While food scientists have been in pursuit of the perfect lab-made hamburger, most of the results have been poor imitations or prohibitively expensive. Impossible Foods is the latest alternative food company attempting to tickle the tastebuds with its meatless Impossible Burger, which is claimed to look, smell and taste like real meat. The secret ingredient? Heme, a component of the red pigment in blood.
Heme is a compound found abundantly in meat that makes blood red and delivers oxygen to muscles. It is also one of the things that gives meat its uniquely meaty flavor. But heme is also a basic building block of life and can be found in plants as well, such as clover, the roots of soybeans and yeast.
For the Impossible Burger, the company derives its heme from machine-purified yeast that comes out looking and tasting something like blood. The heme is carried by a protein (and listed ingredient) called leghemoglobin.
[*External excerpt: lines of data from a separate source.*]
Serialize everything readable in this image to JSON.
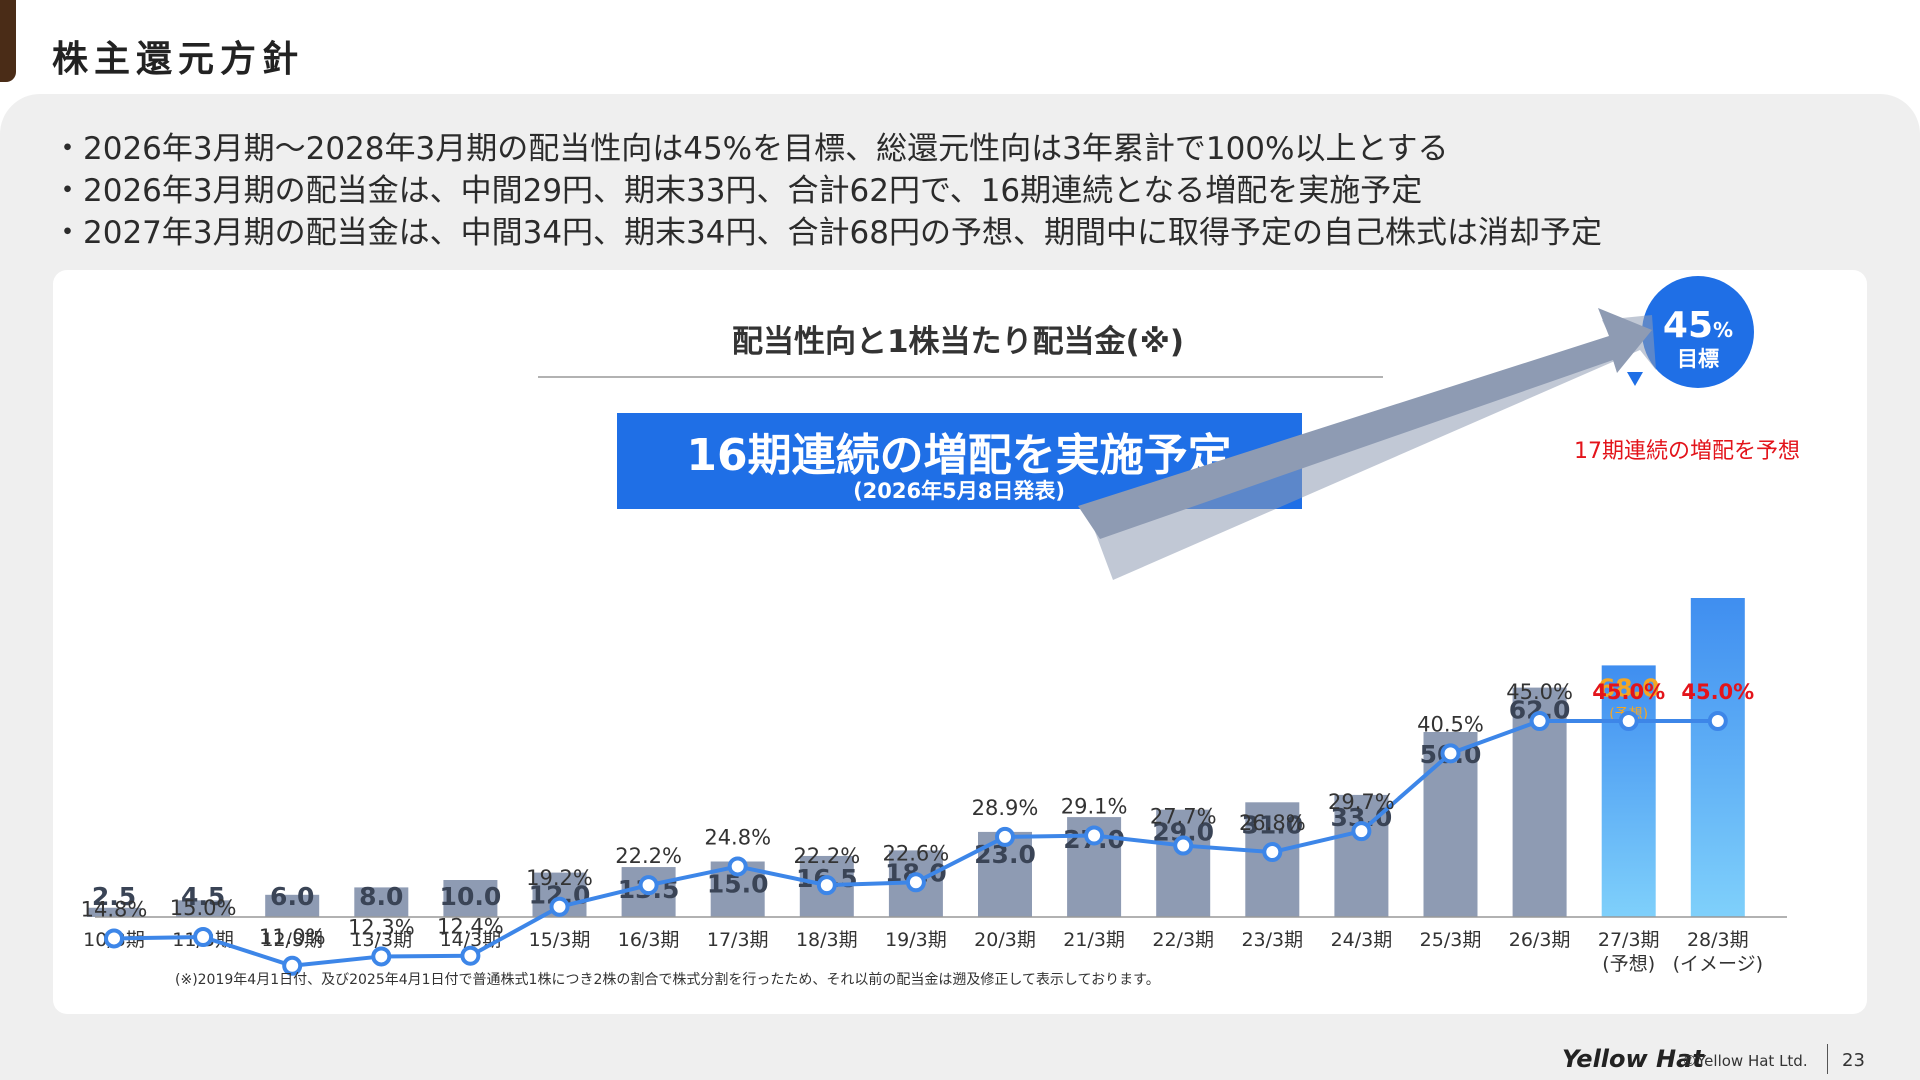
{
  "header": {
    "title": "株主還元方針"
  },
  "bullets": [
    "・2026年3月期〜2028年3月期の配当性向は45%を目標、総還元性向は3年累計で100%以上とする",
    "・2026年3月期の配当金は、中間29円、期末33円、合計62円で、16期連続となる増配を実施予定",
    "・2027年3月期の配当金は、中間34円、期末34円、合計68円の予想、期間中に取得予定の自己株式は消却予定"
  ],
  "chart": {
    "title": "配当性向と1株当たり配当金(※)",
    "banner_main": "16期連続の増配を実施予定",
    "banner_sub": "(2026年5月8日発表)",
    "target_value": "45",
    "target_unit": "%",
    "target_label": "目標",
    "forecast_note": "17期連続の増配を予想",
    "forecast_tag": "(予想)",
    "footnote": "(※)2019年4月1日付、及び2025年4月1日付で普通株式1株につき2株の割合で株式分割を行ったため、それ以前の配当金は遡及修正して表示しております。"
  },
  "chart_data": {
    "type": "bar",
    "title": "配当性向と1株当たり配当金(※)",
    "categories": [
      "10/3期",
      "11/3期",
      "12/3期",
      "13/3期",
      "14/3期",
      "15/3期",
      "16/3期",
      "17/3期",
      "18/3期",
      "19/3期",
      "20/3期",
      "21/3期",
      "22/3期",
      "23/3期",
      "24/3期",
      "25/3期",
      "26/3期",
      "27/3期",
      "28/3期"
    ],
    "category_sublabels": [
      "",
      "",
      "",
      "",
      "",
      "",
      "",
      "",
      "",
      "",
      "",
      "",
      "",
      "",
      "",
      "",
      "",
      "(予想)",
      "(イメージ)"
    ],
    "series": [
      {
        "type": "bar",
        "values": [
          2.5,
          4.5,
          6.0,
          8.0,
          10.0,
          12.0,
          13.5,
          15.0,
          16.5,
          18.0,
          23.0,
          27.0,
          29.0,
          31.0,
          33.0,
          50.0,
          62.0,
          68.0,
          null
        ],
        "labels": [
          "2.5",
          "4.5",
          "6.0",
          "8.0",
          "10.0",
          "12.0",
          "13.5",
          "15.0",
          "16.5",
          "18.0",
          "23.0",
          "27.0",
          "29.0",
          "31.0",
          "33.0",
          "50.0",
          "62.0",
          "68.0",
          ""
        ]
      },
      {
        "type": "line",
        "values": [
          14.8,
          15.0,
          11.0,
          12.3,
          12.4,
          19.2,
          22.2,
          24.8,
          22.2,
          22.6,
          28.9,
          29.1,
          27.7,
          26.8,
          29.7,
          40.5,
          45.0,
          45.0,
          45.0
        ],
        "labels": [
          "14.8%",
          "15.0%",
          "11.0%",
          "12.3%",
          "12.4%",
          "19.2%",
          "22.2%",
          "24.8%",
          "22.2%",
          "22.6%",
          "28.9%",
          "29.1%",
          "27.7%",
          "26.8%",
          "29.7%",
          "40.5%",
          "45.0%",
          "45.0%",
          "45.0%"
        ]
      }
    ],
    "colors": {
      "bar": "#8e9bb3",
      "bar_forecast_top": "#3f8ef0",
      "bar_forecast_bottom": "#7fd0fb",
      "line": "#3d86e8",
      "highlight": "#e3141b",
      "banner": "#1f6fe6",
      "forecast_value": "#f5a623",
      "arrow": "#8e9bb3"
    }
  },
  "footer": {
    "brand": "Yellow Hat",
    "copyright": "©Yellow Hat Ltd.",
    "page": "23"
  }
}
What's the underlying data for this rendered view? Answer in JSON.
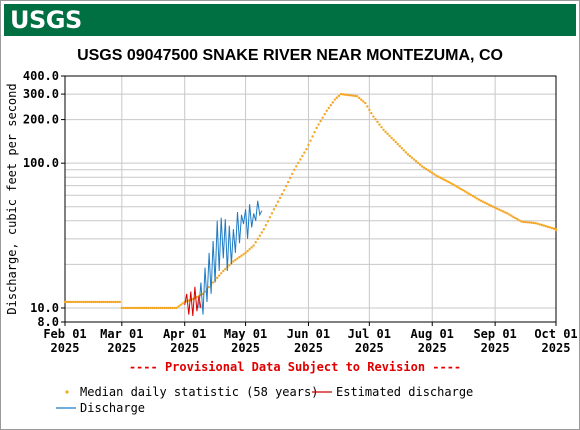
{
  "header": {
    "agency": "USGS"
  },
  "chart_data": {
    "type": "line",
    "title": "USGS 09047500 SNAKE RIVER NEAR MONTEZUMA, CO",
    "ylabel": "Discharge, cubic feet per second",
    "yscale": "log",
    "ylim": [
      8.0,
      400.0
    ],
    "xlim": [
      "2025-02-01",
      "2025-10-01"
    ],
    "grid": true,
    "y_ticks": [
      {
        "value": 8.0,
        "label": "8.0"
      },
      {
        "value": 10.0,
        "label": "10.0"
      },
      {
        "value": 100.0,
        "label": "100.0"
      },
      {
        "value": 200.0,
        "label": "200.0"
      },
      {
        "value": 300.0,
        "label": "300.0"
      },
      {
        "value": 400.0,
        "label": "400.0"
      }
    ],
    "y_minor_grid": [
      20,
      30,
      40,
      50,
      60,
      70,
      80,
      90
    ],
    "x_ticks": [
      {
        "date": "2025-02-01",
        "line1": "Feb 01",
        "line2": "2025"
      },
      {
        "date": "2025-03-01",
        "line1": "Mar 01",
        "line2": "2025"
      },
      {
        "date": "2025-04-01",
        "line1": "Apr 01",
        "line2": "2025"
      },
      {
        "date": "2025-05-01",
        "line1": "May 01",
        "line2": "2025"
      },
      {
        "date": "2025-06-01",
        "line1": "Jun 01",
        "line2": "2025"
      },
      {
        "date": "2025-07-01",
        "line1": "Jul 01",
        "line2": "2025"
      },
      {
        "date": "2025-08-01",
        "line1": "Aug 01",
        "line2": "2025"
      },
      {
        "date": "2025-09-01",
        "line1": "Sep 01",
        "line2": "2025"
      },
      {
        "date": "2025-10-01",
        "line1": "Oct 01",
        "line2": "2025"
      }
    ],
    "provisional_note": "---- Provisional Data Subject to Revision ----",
    "series": [
      {
        "name": "Median daily statistic (58 years)",
        "style": "dots",
        "color": "#f5a623",
        "points": [
          [
            "2025-02-01",
            11.0
          ],
          [
            "2025-02-28",
            11.0
          ],
          [
            "2025-03-01",
            10.0
          ],
          [
            "2025-03-28",
            10.0
          ],
          [
            "2025-04-01",
            11.0
          ],
          [
            "2025-04-05",
            11.5
          ],
          [
            "2025-04-10",
            12.5
          ],
          [
            "2025-04-15",
            15.0
          ],
          [
            "2025-04-20",
            18.0
          ],
          [
            "2025-04-25",
            21.0
          ],
          [
            "2025-05-01",
            24.0
          ],
          [
            "2025-05-05",
            27.0
          ],
          [
            "2025-05-10",
            35.0
          ],
          [
            "2025-05-15",
            48.0
          ],
          [
            "2025-05-20",
            65.0
          ],
          [
            "2025-05-25",
            90.0
          ],
          [
            "2025-05-31",
            125.0
          ],
          [
            "2025-06-05",
            175.0
          ],
          [
            "2025-06-10",
            230.0
          ],
          [
            "2025-06-14",
            275.0
          ],
          [
            "2025-06-17",
            300.0
          ],
          [
            "2025-06-21",
            295.0
          ],
          [
            "2025-06-25",
            290.0
          ],
          [
            "2025-06-29",
            260.0
          ],
          [
            "2025-07-03",
            210.0
          ],
          [
            "2025-07-08",
            170.0
          ],
          [
            "2025-07-14",
            140.0
          ],
          [
            "2025-07-20",
            115.0
          ],
          [
            "2025-07-27",
            95.0
          ],
          [
            "2025-08-03",
            82.0
          ],
          [
            "2025-08-10",
            73.0
          ],
          [
            "2025-08-17",
            64.0
          ],
          [
            "2025-08-24",
            56.0
          ],
          [
            "2025-08-31",
            50.0
          ],
          [
            "2025-09-07",
            45.0
          ],
          [
            "2025-09-14",
            39.5
          ],
          [
            "2025-09-21",
            38.5
          ],
          [
            "2025-09-28",
            36.0
          ],
          [
            "2025-10-02",
            34.5
          ]
        ]
      },
      {
        "name": "Estimated discharge",
        "style": "line",
        "color": "#d40000",
        "points": [
          [
            "2025-04-01",
            10.5
          ],
          [
            "2025-04-02",
            12.5
          ],
          [
            "2025-04-03",
            9.0
          ],
          [
            "2025-04-04",
            13.0
          ],
          [
            "2025-04-05",
            8.8
          ],
          [
            "2025-04-06",
            14.0
          ],
          [
            "2025-04-07",
            9.5
          ],
          [
            "2025-04-08",
            12.0
          ],
          [
            "2025-04-09",
            10.0
          ]
        ]
      },
      {
        "name": "Discharge",
        "style": "line",
        "color": "#1e7bc4",
        "points": [
          [
            "2025-04-08",
            10.0
          ],
          [
            "2025-04-09",
            15.0
          ],
          [
            "2025-04-10",
            9.0
          ],
          [
            "2025-04-11",
            19.0
          ],
          [
            "2025-04-12",
            11.0
          ],
          [
            "2025-04-13",
            24.0
          ],
          [
            "2025-04-14",
            12.5
          ],
          [
            "2025-04-15",
            29.0
          ],
          [
            "2025-04-16",
            15.0
          ],
          [
            "2025-04-17",
            40.0
          ],
          [
            "2025-04-18",
            18.0
          ],
          [
            "2025-04-19",
            42.0
          ],
          [
            "2025-04-20",
            22.0
          ],
          [
            "2025-04-21",
            41.0
          ],
          [
            "2025-04-22",
            18.0
          ],
          [
            "2025-04-23",
            37.0
          ],
          [
            "2025-04-24",
            20.0
          ],
          [
            "2025-04-25",
            35.0
          ],
          [
            "2025-04-26",
            24.0
          ],
          [
            "2025-04-27",
            46.0
          ],
          [
            "2025-04-28",
            28.0
          ],
          [
            "2025-04-29",
            44.0
          ],
          [
            "2025-04-30",
            38.0
          ],
          [
            "2025-05-01",
            48.0
          ],
          [
            "2025-05-02",
            30.0
          ],
          [
            "2025-05-03",
            52.0
          ],
          [
            "2025-05-04",
            36.0
          ],
          [
            "2025-05-05",
            45.0
          ],
          [
            "2025-05-06",
            40.0
          ],
          [
            "2025-05-07",
            55.0
          ],
          [
            "2025-05-08",
            44.0
          ],
          [
            "2025-05-09",
            47.0
          ]
        ]
      }
    ],
    "legend": [
      {
        "label": "Median daily statistic (58 years)",
        "marker": "dot",
        "color": "#f5a623"
      },
      {
        "label": "Estimated discharge",
        "marker": "line",
        "color": "#d40000"
      },
      {
        "label": "Discharge",
        "marker": "line",
        "color": "#1e7bc4"
      }
    ]
  }
}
Other ingredients include common meat substitutes that can be found in other veggie burgers, such as textured wheat protein, coconut oil, potato protein, soy protein isolate and gum gels.
When cooked, the meatless patty caramelizes on the outside, while the texture and color inside changes throughout, transforming from a raw product to something claimed to be much like a cooked burger. An Impossible Burger cooked rare is even said to leave "blood" residue on the plate, which probably won't appeal to a lot of vegetarians.
The meatless burger was recently introduced as a regular menu item at New York City eatery Momofuku Nishi for US$12 (with fries), which is considerably cheaper than the $330,000 lab-grown, cultured meat burger unveiled in 2013 by scientists at Maastricht University. But the company is working to lower the cost of the burger below the current price for ground beef.
There are also plans to introduce the Impossible Burger at restaurants in Los Angeles and San Francisco, and eventually sell it in grocery stores. And the company says its research extends to producing plant-based versions of any kind of meat, including fish, pork, chicken and dairy products.
Like many companies seeking to produce lab-grown or plant-based meat, the motivation for Impossible Foods is largely an environmental one. Traditional beef production eats up a lot of resources while producing waste byproducts and greenhouse gasses, while the demand for meat is growing faster than the population.